Language barriers, professional tunnel vision, technical jargon – there are many potential difficulties when heterogeneous teams cooperate. These can be overcome by contagious enthusiasm. The exceptional situation in 72 HUA releases positive energy. “There is a very special spirit prevailing during the festival, and being a part of it is inspiring. There is a reason we have so many repeat participants who gave all they had again in Jena”, Gilly Karjevsky confirms.
But people are also welded together when working on a common object. “The festival is an opportunity to test ideas in practice. In this way, language barriers and cultural differences lose their significance”, Kerem Halbrecht explains. “In Jena we came together to laugh, to build something, to eat and to work hard. This did not require a lot of discussion or a similar background, but only a common goal.”
There are alternatives to every existing reality. Being aware of these means being able to take part in shaping the future. “Our task as architects and designers is to imagine what could be”, says Kerem Halbrecht. “But this does not mean that someone else would not be able to show just as much imagination.” During 72 HUA, the visions of amateurs and experts blend together.
On site, the organisation team tries to immerse itself deeply in urban neighbourhoods. “We wanted to understand architectural structures and the historical context in Jena, too”, explains Markus Nießner. So the team finds the places where architectures can fully exploit their potential for change. “During 72 HUA, it is possible to create prototypes from ideas in a very short time together with the people they are intended to serve“, says Kerem Halbrecht. This creates (or revives) an awareness that it is possible to effect changes even with limited resources. “Suburbs such as Jena-Lobeda are often reduced to their grey prefabricated high-rise image. With 72 HUA, we were able to demonstrate how much life there really is in this district”, Nießner notes with satisfaction.
Someone who constructs a building in a city does not just want to change the city’s appearance. The life in and around it is always a part of the plan. “The installations created during 72 HUA are not the goal, but a pretext for dealing with social questions and the relationship residents have with their city.
We use architecture as a lens to see how people want to influence their environment”, Kerem Halbrecht explains. In Jena, a parking lot was transformed into a venue for neighbourhood meetings, a strip of gravel into a place for pausing, and a piece of lawn into a playground.

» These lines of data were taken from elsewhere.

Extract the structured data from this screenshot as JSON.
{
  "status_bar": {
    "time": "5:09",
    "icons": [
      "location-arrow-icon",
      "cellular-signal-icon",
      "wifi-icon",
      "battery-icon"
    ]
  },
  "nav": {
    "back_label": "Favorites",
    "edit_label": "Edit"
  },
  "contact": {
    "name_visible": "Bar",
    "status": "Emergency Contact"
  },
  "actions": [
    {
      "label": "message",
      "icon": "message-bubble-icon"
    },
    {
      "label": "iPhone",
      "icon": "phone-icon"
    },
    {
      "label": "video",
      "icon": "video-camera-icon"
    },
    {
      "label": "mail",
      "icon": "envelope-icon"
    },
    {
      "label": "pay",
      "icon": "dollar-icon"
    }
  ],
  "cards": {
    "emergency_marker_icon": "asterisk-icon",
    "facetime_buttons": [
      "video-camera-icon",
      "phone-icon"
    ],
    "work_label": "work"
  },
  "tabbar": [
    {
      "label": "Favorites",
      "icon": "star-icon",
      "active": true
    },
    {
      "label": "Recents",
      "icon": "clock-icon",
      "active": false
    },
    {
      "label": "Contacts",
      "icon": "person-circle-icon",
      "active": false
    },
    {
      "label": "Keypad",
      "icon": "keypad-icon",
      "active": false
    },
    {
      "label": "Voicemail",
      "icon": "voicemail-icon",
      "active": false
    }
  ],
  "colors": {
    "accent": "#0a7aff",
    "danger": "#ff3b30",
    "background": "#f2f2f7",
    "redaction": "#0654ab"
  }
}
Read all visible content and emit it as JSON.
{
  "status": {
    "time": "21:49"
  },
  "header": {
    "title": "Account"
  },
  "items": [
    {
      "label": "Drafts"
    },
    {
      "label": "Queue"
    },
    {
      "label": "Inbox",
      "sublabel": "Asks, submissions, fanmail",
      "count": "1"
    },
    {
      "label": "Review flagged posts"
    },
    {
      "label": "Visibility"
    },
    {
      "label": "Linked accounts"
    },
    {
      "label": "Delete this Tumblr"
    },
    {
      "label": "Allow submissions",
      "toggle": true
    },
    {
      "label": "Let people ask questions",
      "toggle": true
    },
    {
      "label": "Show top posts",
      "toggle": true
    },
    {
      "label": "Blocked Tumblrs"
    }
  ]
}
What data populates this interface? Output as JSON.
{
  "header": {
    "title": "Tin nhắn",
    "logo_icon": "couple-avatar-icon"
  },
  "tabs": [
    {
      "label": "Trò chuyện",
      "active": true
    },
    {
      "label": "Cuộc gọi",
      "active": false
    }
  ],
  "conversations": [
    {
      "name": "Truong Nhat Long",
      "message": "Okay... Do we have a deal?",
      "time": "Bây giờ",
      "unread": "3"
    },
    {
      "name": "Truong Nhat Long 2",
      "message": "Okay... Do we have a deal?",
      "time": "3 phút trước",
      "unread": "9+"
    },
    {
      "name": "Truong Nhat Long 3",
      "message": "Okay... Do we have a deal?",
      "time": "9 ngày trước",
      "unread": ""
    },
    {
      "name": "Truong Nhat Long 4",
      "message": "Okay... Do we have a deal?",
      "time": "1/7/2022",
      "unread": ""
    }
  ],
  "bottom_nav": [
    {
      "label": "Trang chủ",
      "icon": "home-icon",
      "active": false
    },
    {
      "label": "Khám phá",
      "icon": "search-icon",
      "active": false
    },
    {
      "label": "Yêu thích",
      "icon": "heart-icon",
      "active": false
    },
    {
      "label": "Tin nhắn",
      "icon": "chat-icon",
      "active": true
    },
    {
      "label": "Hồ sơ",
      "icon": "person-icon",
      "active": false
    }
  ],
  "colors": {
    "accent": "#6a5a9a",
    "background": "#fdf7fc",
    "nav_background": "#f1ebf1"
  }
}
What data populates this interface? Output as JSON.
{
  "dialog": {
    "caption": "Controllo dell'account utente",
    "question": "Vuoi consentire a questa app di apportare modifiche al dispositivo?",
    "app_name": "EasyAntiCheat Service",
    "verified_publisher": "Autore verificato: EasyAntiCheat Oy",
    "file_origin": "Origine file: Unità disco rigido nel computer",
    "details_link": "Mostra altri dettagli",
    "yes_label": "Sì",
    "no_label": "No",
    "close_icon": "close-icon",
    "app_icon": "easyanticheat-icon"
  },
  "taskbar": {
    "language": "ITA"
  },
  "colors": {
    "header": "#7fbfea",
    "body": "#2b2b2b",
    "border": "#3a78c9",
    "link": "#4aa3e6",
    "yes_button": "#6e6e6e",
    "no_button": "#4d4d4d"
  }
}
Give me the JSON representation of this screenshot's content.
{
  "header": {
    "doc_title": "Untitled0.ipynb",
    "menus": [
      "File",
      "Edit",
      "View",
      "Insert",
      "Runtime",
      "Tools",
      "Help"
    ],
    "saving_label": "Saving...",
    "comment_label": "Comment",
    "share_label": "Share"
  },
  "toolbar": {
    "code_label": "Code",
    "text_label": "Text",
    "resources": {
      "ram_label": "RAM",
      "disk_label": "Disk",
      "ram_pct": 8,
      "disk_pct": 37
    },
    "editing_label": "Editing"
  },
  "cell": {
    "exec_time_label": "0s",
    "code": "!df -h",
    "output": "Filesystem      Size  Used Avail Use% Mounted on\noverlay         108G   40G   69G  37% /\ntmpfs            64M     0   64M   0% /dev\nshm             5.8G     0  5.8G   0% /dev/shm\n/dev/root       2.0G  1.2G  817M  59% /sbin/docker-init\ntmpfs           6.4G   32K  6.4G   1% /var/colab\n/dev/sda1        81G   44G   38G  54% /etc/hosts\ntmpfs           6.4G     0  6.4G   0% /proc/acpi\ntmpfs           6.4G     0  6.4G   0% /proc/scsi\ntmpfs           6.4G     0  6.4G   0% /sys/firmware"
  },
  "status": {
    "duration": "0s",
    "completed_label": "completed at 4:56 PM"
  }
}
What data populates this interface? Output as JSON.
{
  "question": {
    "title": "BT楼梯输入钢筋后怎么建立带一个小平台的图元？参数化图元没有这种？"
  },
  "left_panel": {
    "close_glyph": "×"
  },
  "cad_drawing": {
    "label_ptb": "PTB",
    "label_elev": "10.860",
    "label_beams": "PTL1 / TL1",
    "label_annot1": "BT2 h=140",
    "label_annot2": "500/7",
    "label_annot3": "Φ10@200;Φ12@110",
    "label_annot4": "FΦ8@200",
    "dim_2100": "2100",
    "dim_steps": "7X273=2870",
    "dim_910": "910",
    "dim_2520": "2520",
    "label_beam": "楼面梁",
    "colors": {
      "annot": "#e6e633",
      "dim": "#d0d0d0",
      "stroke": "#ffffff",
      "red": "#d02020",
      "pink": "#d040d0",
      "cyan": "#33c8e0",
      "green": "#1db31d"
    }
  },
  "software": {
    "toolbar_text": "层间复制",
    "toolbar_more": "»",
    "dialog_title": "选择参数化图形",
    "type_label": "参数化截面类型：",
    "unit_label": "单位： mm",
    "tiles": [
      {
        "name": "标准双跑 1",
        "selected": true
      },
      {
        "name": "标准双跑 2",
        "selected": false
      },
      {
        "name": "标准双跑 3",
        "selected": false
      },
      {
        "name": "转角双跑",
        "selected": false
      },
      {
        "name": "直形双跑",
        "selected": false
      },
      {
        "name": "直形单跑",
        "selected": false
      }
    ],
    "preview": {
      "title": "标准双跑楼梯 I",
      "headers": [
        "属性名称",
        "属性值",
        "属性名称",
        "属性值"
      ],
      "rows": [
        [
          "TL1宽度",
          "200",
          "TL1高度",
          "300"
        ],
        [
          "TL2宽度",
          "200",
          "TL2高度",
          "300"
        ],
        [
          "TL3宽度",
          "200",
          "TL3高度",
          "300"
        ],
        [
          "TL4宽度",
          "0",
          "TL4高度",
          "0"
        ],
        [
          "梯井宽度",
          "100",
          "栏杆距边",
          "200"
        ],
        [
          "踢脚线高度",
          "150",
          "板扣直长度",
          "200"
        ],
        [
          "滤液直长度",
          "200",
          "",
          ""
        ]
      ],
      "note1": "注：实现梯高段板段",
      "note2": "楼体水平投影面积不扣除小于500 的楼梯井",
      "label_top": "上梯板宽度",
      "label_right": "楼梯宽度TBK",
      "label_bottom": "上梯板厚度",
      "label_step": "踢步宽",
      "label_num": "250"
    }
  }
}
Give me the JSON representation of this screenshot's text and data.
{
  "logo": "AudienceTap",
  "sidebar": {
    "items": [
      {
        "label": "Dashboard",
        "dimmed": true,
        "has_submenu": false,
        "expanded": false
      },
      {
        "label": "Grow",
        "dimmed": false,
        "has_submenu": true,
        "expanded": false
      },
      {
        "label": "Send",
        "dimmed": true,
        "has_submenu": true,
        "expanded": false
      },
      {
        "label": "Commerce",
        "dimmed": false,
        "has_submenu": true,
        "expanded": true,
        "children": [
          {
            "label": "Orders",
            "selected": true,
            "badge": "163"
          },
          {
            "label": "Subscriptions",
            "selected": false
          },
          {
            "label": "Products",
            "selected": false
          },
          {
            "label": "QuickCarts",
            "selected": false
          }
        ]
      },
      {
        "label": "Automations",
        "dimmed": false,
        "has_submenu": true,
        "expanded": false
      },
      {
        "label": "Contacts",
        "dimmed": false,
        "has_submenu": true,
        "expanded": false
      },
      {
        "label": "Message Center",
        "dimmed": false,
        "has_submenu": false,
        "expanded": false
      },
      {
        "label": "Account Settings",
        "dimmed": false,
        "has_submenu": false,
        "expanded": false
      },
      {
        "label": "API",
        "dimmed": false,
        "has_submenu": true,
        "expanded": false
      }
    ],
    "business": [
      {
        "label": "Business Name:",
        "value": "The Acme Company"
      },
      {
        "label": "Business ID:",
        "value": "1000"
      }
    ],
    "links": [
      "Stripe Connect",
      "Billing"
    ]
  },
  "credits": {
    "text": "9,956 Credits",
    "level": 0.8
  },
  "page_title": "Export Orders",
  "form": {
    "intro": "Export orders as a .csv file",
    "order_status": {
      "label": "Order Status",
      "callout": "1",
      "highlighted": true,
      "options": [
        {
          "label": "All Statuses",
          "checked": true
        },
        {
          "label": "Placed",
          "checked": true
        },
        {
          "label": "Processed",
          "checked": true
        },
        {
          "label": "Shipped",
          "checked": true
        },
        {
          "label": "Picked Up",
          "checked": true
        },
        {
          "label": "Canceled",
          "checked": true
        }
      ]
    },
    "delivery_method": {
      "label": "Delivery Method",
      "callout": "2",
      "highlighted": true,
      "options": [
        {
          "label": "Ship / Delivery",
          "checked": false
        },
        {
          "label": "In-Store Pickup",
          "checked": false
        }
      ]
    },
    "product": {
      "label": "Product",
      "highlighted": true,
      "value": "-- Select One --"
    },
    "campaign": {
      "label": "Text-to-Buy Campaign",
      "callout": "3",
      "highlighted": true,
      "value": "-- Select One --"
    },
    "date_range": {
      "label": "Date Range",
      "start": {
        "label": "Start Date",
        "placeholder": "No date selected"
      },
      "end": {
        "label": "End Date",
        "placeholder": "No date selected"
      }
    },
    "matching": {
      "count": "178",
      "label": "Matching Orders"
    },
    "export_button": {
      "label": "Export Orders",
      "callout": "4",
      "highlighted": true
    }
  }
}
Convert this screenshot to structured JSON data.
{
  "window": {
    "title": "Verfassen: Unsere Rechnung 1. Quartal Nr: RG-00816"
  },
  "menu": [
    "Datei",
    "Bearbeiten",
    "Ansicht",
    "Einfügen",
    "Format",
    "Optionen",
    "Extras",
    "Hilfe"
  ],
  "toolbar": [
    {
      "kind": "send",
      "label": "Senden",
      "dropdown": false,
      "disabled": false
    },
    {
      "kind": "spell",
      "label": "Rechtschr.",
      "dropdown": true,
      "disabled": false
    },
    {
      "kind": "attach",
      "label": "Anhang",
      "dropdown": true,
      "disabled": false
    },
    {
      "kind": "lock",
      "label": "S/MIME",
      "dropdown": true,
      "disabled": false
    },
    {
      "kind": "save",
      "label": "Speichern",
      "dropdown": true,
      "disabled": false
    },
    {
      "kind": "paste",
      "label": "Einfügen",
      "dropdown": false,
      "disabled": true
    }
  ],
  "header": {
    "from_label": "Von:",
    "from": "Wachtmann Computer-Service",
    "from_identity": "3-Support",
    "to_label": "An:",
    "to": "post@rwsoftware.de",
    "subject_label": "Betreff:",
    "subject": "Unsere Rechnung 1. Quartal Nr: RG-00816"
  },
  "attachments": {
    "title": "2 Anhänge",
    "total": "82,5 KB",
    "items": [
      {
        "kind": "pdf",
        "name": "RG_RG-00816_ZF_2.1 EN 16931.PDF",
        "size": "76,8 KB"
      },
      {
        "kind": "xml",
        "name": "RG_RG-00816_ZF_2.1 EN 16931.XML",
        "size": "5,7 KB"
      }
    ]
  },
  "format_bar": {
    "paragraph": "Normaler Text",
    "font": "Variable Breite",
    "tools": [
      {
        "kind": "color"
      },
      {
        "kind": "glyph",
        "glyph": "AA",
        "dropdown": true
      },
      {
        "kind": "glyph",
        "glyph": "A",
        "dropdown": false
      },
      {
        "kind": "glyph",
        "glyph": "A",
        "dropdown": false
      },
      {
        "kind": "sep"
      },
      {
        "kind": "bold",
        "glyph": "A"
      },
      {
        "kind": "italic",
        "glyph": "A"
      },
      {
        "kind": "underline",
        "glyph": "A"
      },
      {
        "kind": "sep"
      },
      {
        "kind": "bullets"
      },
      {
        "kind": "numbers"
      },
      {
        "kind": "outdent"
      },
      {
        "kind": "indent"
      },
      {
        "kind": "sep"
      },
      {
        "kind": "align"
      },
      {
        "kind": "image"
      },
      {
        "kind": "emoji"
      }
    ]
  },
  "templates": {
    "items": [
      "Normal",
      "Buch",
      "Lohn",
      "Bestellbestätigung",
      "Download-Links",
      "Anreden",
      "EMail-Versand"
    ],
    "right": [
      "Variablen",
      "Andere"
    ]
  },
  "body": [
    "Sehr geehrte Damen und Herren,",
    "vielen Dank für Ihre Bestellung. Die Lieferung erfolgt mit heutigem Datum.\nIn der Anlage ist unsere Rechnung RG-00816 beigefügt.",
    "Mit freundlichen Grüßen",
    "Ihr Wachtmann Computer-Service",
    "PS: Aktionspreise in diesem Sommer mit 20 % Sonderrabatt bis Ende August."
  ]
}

The effect of a single building can change entire streets. “The installations from 72 HUA are actually of temporary character. They are impulse givers and stand for reclaimed public space”, Markus Nießner explains. But after their implementation, they frequently became a part of urban history.
“In Jena, a total of four installations have been upgraded for permanent use, two more are being taken care of by the neighbours and yet another two will stay for as long as they remain stable”, the organiser reports. A significant process: “When officials and residents decide to keep a given project, questions concerning the object’s identity, ownership, care and use must be resolved”, says Kerem Halbrecht.
“In this way, 72 HUA inspires changes in the material and immaterial reality beyond the limited scope of the festival.” In Jena-Lobeda, the pieces of architecture now invite passers-by to linger; they are an attraction and place for communication in one.
Changes release energies. “72 HUA changes the residents’ perception. They develop a new, positive relationship with their suburb”, Gilly Karjevsky reports. “This is one of our goals. This is how they discover that they have the power to personally influence the place. We want to contribute to having change appreciated.”
In Jena, some relationships created by the festival last much longer than 72 hours. “For many neighbours and partners, 72 HUA was an abstract term, until 120 people started to build something during the nights. This kind of energy has an immediate effect. One neighbour told us that she spontaneously decided to stay up during 50 of the 72 hours to provide the teams with coffee and biscuits during the nights and to explain to passers-by what was going on”, reports Markus Nießner. “That brings people together. Two music institutions in the suburb of Lobeda also met each other for the first time through 72 HUA and now stage joint projects.” The festival and its installations have succeeded in creating entirely new relationships in old settings.